Apple is currently intensifying its efforts in the field of artificial intelligence. However, many large US websites are now apparently putting obstacles in the way of the iPhone company and blocking the AI training of the Apple bot.
Just in June, Apple presented its new AI system, Apple Intelligence, at its developer conference WWDC. According to the US company, this system is intended to serve as “the personal intelligent system for iPhone, iPad and Mac”.
But AI training has been a bit bumpy for Apple so far. Because Wired reported, numerous US websites are blocking Apple’s AI scraping.
AI training: Apple is not allowed to train
The Apple Bot has been around since 2015 and was initially used to improve Apple products such as Siri or Spotlight. But now Apple has introduced the Apple Bot Extended, which comes with extended functions. The data that this AI bot collects can also be used to train AI models.
At its developer conference, Apple explicitly pointed out that it would offer website operators special options. This is intended to ensure that only data from websites that have agreed to this is included in AI training.
But according to the WiredAccording to the report, it is mainly the big players who are blocking this, including the New York Times and also Facebook and Instagram. But Tumblr, the Financial Times, the USA Today network and Wired's parent company Condé Nast are also making use of their exclusion from Apple's AI training.
Concerns about intellectual property are at the heart of this. This is why publishers, for example, can block the Apple Bot Extended. All they have to do is update the “Robots Exclusion Protocol” text file on their websites.
Media companies in particular are blocking the Apple bot
Analyses show that the percentage excluding Apple is still relatively small. This is because news and media companies in particular are excluding the new Apple bot from their websites.

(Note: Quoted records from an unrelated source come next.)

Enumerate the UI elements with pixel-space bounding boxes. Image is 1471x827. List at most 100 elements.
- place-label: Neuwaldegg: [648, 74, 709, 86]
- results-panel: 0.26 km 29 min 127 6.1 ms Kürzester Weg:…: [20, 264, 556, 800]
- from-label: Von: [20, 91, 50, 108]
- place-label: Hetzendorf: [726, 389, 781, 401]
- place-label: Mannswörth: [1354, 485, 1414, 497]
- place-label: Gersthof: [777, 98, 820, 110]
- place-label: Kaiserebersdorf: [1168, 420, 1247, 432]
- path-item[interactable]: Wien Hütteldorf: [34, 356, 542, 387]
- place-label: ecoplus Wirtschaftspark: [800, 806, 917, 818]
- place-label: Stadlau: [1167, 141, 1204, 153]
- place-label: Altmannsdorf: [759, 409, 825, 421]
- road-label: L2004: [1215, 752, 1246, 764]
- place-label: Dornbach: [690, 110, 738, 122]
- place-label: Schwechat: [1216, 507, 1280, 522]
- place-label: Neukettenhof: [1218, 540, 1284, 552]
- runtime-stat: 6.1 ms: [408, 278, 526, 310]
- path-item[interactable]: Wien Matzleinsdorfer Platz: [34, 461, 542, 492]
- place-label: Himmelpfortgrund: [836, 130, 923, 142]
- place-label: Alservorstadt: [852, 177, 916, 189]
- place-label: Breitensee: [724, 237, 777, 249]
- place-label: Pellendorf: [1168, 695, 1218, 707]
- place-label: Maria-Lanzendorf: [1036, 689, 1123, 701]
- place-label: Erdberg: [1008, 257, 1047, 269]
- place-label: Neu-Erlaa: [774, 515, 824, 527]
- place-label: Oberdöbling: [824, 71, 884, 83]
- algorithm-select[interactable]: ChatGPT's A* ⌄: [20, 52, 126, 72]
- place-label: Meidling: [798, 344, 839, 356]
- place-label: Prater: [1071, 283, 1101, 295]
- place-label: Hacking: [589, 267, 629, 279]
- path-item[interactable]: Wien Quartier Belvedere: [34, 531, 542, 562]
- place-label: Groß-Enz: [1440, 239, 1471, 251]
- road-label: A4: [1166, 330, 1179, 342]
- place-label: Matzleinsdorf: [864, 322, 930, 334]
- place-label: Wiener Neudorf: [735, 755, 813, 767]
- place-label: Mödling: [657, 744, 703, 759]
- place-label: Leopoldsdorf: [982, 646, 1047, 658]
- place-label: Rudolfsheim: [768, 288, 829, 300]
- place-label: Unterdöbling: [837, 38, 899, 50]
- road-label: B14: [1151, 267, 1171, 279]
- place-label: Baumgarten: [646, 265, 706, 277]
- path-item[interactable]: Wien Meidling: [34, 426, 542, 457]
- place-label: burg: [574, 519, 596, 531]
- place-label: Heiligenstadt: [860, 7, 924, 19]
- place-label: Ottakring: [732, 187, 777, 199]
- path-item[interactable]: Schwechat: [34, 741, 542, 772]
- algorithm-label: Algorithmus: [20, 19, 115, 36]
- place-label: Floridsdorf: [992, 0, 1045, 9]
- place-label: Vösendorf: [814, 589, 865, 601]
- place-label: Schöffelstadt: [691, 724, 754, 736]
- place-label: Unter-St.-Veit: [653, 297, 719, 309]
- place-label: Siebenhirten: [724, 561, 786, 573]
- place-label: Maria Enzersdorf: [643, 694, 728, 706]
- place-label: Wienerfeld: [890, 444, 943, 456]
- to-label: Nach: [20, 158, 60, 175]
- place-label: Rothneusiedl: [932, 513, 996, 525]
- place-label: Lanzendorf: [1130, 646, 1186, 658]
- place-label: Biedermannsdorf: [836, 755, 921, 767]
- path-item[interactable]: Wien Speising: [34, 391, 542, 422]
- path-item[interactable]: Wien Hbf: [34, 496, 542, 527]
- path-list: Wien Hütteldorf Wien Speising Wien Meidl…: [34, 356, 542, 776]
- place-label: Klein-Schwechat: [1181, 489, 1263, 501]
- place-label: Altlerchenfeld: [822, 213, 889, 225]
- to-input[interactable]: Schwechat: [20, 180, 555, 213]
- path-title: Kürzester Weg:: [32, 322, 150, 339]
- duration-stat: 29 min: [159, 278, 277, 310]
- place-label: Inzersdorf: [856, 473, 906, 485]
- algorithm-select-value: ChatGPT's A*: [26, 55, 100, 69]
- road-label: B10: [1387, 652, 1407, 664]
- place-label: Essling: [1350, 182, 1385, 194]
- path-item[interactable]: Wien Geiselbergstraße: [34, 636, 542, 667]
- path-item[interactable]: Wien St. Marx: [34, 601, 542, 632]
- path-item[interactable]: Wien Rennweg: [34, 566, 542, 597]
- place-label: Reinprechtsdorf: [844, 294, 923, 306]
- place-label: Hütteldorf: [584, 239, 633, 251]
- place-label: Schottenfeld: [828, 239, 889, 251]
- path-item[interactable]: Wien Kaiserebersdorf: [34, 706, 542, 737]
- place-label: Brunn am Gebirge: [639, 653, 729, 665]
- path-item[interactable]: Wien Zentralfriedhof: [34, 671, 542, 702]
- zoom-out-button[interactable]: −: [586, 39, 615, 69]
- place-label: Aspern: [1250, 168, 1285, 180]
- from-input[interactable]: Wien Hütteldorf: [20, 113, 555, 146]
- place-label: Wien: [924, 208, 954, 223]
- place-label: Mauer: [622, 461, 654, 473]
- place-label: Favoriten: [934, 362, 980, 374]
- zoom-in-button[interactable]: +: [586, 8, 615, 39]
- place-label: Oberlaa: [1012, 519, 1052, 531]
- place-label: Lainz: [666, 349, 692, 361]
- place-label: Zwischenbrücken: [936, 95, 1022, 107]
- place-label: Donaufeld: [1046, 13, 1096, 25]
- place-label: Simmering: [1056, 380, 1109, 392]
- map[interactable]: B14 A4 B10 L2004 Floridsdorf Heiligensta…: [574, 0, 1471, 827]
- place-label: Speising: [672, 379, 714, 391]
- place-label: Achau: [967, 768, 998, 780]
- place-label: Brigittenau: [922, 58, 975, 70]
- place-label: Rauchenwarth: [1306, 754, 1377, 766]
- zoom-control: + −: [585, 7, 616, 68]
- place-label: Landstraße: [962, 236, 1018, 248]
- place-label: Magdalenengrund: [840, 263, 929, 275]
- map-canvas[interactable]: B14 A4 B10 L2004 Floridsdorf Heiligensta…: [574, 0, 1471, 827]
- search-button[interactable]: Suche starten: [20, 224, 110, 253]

The Canadian startup Originality AI examined a sample of 1,000 heavily frequented websites. Of these, only around seven percent blocked the Apple Bot Extended. A similar analysis by the AI agent monitoring service Dark Visitors came to around six percent.
Taken together, these efforts suggest that the vast majority of website owners either do not object to Apple's AI training practices or are simply unaware of the ability to block Applebot-Extended.
However, the percentage is significantly higher for news websites, as an analysis by data journalist Ben Welsh shows. Around a quarter of the 1,167 mainly English-language and US-based sites examined block the Apple Bot Extended.
By comparison, 53 percent of news websites block OpenAI's bot, while Google's bot, called Google-Extended, is blocked by almost 43 percent of these websites. Welsh explains to Wiredthat the number has “gradually moved upwards” since he began observing it.
Expert Welsh cannot explain why some publishers allow AI bots and others do not. He suspects that some companies have entered into licensing agreements and are paid to allow the bots.